Job monitoring enables users to determine the status of their submitted or active jobs. Tracking the status of these jobs can help identify issues that require remediation. Several tools on the cluster facilitate job monitoring.
qstat is one of these tools.
qstat outputs a summary of the jobs a user has submitted to the cluster, both interactive and non-interactive. To review a brief summary, execute
qstat -a. Figure 2.1 shows the output of
qstat with this option. To review a verbose summary, execute
qstat -f. Most situations will not require verbose output, but it can be useful for troubleshooting scenarios.
In total, qstat -a outputs ten columns. Most of the columns are self-explanatory. Table 2.1 describes the purpose of columns that are not readily obvious.
|NDS||Shows the amount of nodes requested by the job. qsub’s
|TSK||Shows the amount of cores requested by the job. qsub's
|S||Shows the job’s status. Table 2.2 defines the possible job statuses.|
|C||Job has completed execution. Please note that this does not indicate the job successfully completed, only that it was processed by the scheduler and executed.|
|E||Job has exited after execution.|
|H||Job is held. It will not execute until it is released.|
|Q||Job is queued and eligible to execute. When sufficient resources become available, the job will execute.|
|R||Job is currently running.|
|T||Job is being moved to a new location.|
|W||Job is waiting for its execution time to be reached.|
qstat -a outputs summarized information on every job a user has submitted, it is not well-suited to find detailed information on individual jobs. To monitor individual jobs, either the
qstat -f <job-ID> or the
checkjob utilities can be used. Figure 2.2 shows the output of
checkjob. Figure 2.3 presents the syntax for the
checkjob utility. The <job-ID> argument accepts the job’s numeric identifier followed by the batch server’s hostname. In Figure 2.2, the job’s identifier is 2804750.apollo-acf. When you submit a job, the scheduler outputs its identifier. You may also use
qstat -a to quickly find job identifiers.
Another useful job monitoring utility is showq.
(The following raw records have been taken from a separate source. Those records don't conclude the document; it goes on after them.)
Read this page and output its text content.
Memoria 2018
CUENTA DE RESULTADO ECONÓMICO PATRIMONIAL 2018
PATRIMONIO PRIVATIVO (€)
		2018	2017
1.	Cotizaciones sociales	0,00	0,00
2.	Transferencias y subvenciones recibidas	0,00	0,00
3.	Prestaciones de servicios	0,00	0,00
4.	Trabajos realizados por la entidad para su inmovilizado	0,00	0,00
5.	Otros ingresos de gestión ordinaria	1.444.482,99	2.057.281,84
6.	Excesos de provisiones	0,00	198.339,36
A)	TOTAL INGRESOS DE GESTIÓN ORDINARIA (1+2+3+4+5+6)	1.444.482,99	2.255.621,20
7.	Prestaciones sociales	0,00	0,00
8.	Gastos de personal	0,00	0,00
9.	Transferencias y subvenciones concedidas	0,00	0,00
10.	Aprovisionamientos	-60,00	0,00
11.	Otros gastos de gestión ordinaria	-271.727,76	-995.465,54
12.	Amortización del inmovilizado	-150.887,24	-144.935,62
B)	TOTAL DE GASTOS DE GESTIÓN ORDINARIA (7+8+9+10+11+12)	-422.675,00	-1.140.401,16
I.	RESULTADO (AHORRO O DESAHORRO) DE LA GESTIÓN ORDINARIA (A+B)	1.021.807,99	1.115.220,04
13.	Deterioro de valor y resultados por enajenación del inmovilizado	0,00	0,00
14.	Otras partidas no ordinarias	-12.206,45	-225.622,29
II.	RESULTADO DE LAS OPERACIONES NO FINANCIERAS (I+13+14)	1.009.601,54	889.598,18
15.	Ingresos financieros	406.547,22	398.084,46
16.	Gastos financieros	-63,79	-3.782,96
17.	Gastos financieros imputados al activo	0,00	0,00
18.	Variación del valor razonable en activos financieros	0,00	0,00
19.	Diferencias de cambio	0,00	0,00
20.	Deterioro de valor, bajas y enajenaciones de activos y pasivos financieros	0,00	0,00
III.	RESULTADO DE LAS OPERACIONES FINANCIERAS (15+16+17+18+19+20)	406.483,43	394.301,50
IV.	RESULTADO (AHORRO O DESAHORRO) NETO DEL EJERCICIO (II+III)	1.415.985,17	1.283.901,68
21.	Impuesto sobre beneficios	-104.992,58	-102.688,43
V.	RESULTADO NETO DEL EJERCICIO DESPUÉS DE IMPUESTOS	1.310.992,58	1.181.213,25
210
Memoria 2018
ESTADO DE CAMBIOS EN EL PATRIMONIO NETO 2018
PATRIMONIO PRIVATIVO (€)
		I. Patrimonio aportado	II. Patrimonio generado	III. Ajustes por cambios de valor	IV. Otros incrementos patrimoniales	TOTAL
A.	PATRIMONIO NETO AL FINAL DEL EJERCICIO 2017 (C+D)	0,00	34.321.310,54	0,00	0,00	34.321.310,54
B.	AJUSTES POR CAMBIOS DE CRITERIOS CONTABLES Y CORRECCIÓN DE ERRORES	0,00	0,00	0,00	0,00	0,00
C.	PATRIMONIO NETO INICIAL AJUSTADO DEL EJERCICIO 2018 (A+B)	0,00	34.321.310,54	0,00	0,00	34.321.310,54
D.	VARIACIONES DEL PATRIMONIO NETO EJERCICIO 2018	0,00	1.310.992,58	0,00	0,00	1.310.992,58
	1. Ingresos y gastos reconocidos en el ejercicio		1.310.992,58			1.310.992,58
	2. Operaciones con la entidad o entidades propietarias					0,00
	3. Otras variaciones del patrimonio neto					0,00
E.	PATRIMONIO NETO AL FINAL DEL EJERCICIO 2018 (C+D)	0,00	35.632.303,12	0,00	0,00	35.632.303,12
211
When it is executed without any options or arguments, it shows the cluster’s entire queue. With the -w user option, it will only show the queue for the specified user. Figure 2.4 shows the output of showq with the -w user option. Observe that showq divides its output into active, eligible, and blocked jobs. This provides a convenient way to determine the current status of all your submitted jobs. You could also use the -w option with group to identify the queue for a specific group on the cluster.
Jobs may require alteration to execute after they are submitted. While syntax errors in a job script will prevent the job from being submitted, errors with the values provided in the job script may not. These situations can be remedied by users. Please note that if the job is running and requires modification, an administrator must make those changes. Please submit a ticket to email@example.com if you need a running job to be modified.
In general, the process for modifying a job in the queue is as follows.
- Use one of the utilities mentioned in the Job Monitoring section to gather information about the jobs that require alteration. You will need the job’s identifier and the parameters that require modification.
- Use the
qholdcommand to remove the job(s) from the queue. Figure 3.1 shows the syntax for this command. Replace <job-ID> with the job’s numeric identifier followed by the hostname of the batch server (apollo-acf).
- Use the qalter command to modify the job. For instance, to modify the amount of nodes requested by the job, execute the command shown in Figure 3.2.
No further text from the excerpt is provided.